As an employer, you are always under pressure to manage costs effectively. Few companies willingly spend a penny more than necessary.
Controlling payroll costs make it imperative to know how to handle the times when an employee resigns. Some companies require two weeks’ notice of resignation, and you will pay them for the entire two weeks, even if the company lets the employee go prior to the two weeks.
It might be easier—and less costly— to pay for the full two-week notice period, when requesting an employee to give advance notice.
Can employees be required to provide two weeks’ notice of a resignation? What happens when releasing the employee prior to the conclusion of the two-week notice period? Is the company obliged to pay the employee for the entire two weeks? What if it is only a request, but not required?
If companies require employees to give any notice as opposed to requesting notice, they may have to pay for the full two-week period. This may include asking an employee to terminate service prior to the completion of the notice period.

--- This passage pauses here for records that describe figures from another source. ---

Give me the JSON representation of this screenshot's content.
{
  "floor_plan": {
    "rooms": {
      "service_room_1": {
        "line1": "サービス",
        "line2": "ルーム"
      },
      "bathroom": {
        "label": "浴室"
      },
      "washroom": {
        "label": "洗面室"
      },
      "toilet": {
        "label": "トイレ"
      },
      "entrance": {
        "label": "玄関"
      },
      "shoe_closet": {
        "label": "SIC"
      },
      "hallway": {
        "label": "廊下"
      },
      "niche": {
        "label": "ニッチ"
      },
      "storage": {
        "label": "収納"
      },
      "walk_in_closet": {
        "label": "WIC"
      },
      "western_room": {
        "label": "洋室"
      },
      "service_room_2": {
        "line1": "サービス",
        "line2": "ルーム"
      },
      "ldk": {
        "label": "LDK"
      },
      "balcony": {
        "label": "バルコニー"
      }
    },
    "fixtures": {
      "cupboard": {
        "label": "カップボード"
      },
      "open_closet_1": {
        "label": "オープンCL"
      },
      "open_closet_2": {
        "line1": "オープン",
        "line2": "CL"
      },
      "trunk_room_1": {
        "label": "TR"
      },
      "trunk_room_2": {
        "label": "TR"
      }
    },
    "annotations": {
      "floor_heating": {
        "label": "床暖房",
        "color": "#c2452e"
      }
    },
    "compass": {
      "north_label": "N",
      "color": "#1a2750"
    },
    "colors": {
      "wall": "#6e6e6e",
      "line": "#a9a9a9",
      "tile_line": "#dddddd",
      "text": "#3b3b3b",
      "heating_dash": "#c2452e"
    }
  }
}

For an orderly transition, most employers will ask (or require) that workers give advance written notice of an intention to resign. The period may vary, depending on what type of position. Two weeks are a traditional notice for most positions, but in some cases, four weeks may better, especially for senior management.
State laws may regulate much of what happens when an employee leaves before the end of a resignation period.
No matter what period of time a business specifies, it is the way companies define resignation notices that are relevant. In some states, the requirement that employees provide a certain amount of notice for resignation might create an implied contract; that will compel the company to afford an equal amount of notice before they terminate employees.
Therefore, in those states, requiring notice of a resignation, and then terminating the employee earlier, the law may require a company to pay the employee for the remainder of the termination notice period.
In addition, they might even realize they have to give a similar notice to any employee the company decides to fire. As a result, it is common to see a request for notice from resigning employees, instead of a requirement. That approach makes it more economical to prevent possible contract claims.
Even when requesting two weeks’ resignation notice, a company should be prepared to for the whole stretch when deciding to terminate the employee early. Companies might have legitimate reasons for requesting the employee to stop working immediately—things like about security, reduced employee loyalty and productivity. It makes good sense for employers to pay for the full notice period, even without the contractual obligation that requires payment.
There are two reasons to pay voluntarily for a notice period:
- The employee is asked to leave without pay after the resignation notice. This situation turns a voluntary resignation into an involuntary termination; potentially making the employee eligible for state unemployment compensation.
- More importantly, termination without pay sends a negative message to the remaining workforce. The employee does what is expected, even reasonable, and what they see in return is punishment. This is not only a real morale buster, but you can forget about receiving many advance notices of intended resignations.
To keep things fair and reasonable, a company should just pay the employee for the given notice period. This will prevent questions about unemployment eligibility, implied contract violations and worsening the morale of remaining employees. This also encourages those employees resigning in the future to give the company proper notice. It is only fair!